While that process continues, the buyer will do limited due diligence on the seller, including a deep dive into the seller’s business, financials, employees, and regulatory issues. Once the preliminary due diligence is complete and the LOI is executed, the parties move forward with the purchase agreement, which includes what's known as representations and warranties and a tax analysis of how the parties will complete the transaction. Once the purchase agreement is complete, the parties move into closing, meaning that the buyer has lined up their financing and the seller has received all the third-party consents needed to complete the transaction.
It’s important to remember during the M&A process that disclosures are a seller’s friend. For example, if the buyer wants to know precisely how many employees the company has or how many lawsuits there have been, they’re entitled to that information. The seller will be much better off making full disclosures in these cases.
2023 M&A trends
Many deals are structured with payments post-closing, such as earnouts, where the seller is entitled to additional compensation if the business hits specific targets after closing. Earnouts can be a great compromise when a buyer wants to pay a lower amount for an entity, and we're seeing earnouts grow in popularity as money gets tighter.

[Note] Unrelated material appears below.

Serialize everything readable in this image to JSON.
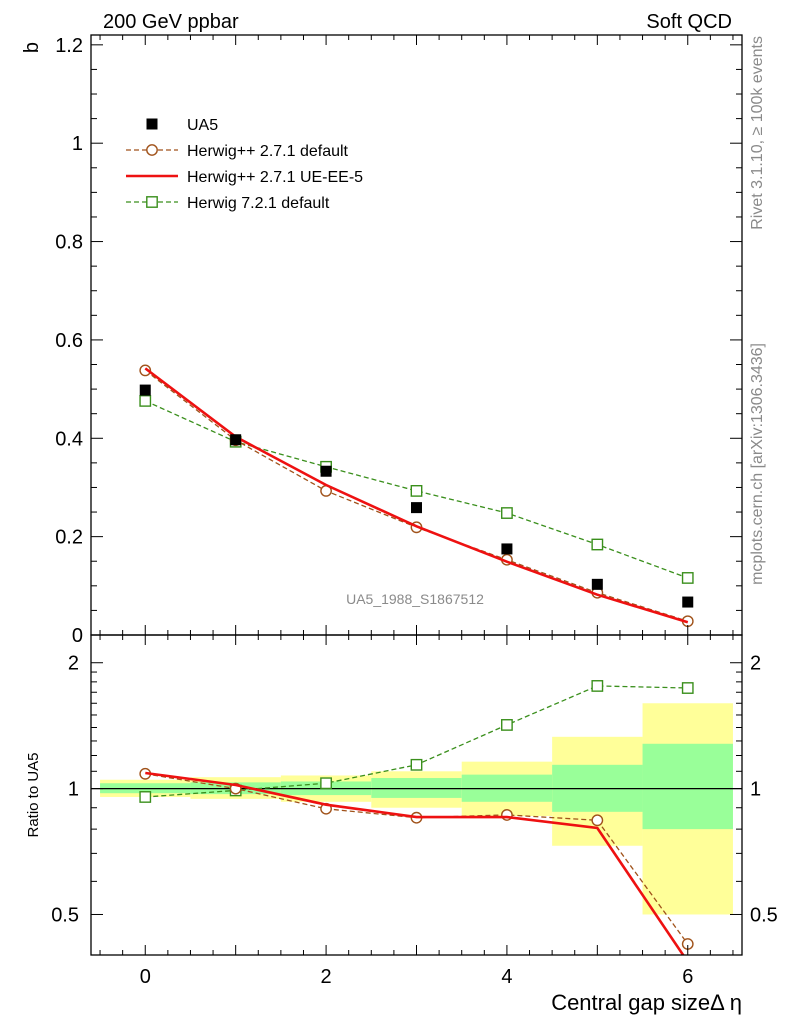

While stock sales used to be more beneficial to the seller than asset sales, there are many instances now where doing an asset deal could be favorable from a tax perspective due to changes in tax law, particularly the limitation on the deduction of state and local taxes (a.k.a. SALT cap).
Post transaction, we're seeing a trend of companies extending announcements by 20 to 30 days so the seller can communicate their messaging before their audience sees it from other sources. Building your messaging to employees, clients, and vendors is essential.
Assembling the right M&A deal team
During the M&A process, clients often get so enamored with their business transactions that they lose sight of their primary role: running their business. The phrase "it takes a village" is very apt in the field of M&As, and sellers need to have the right advisors (a.k.a. the “deal team”) by their side to help prepare for and execute a transaction. While many sellers might not understand terms used throughout the transaction or know the various types of agreements, the right deal team can help clarify these points, answer any questions the seller or buyer may have, and make sure both the buyer's and seller's expectations are in order.
The deal team consists of three primary disciplines: an investment banker, an accountant, and a lawyer, with various elements within each field. When working with the right deal team, each partner can help educate the seller regarding what seems normal, explain how the deal will affect the seller's bottom line, and walk them through financial ramifications as the sale progresses. It's imperative to work with advisors experienced in the M&A field who have seen numerous transactions and can alert the seller to anything that seems abnormal.
M&A transactions can be emotional for middle-market business owners and involve a significant financial commitment from the seller without a guarantee that the deal will close. Whether walking away from the business or staying engaged, with proper planning and the right advisors, you can feel good that you’ve met the expectations set out at the beginning of your journey.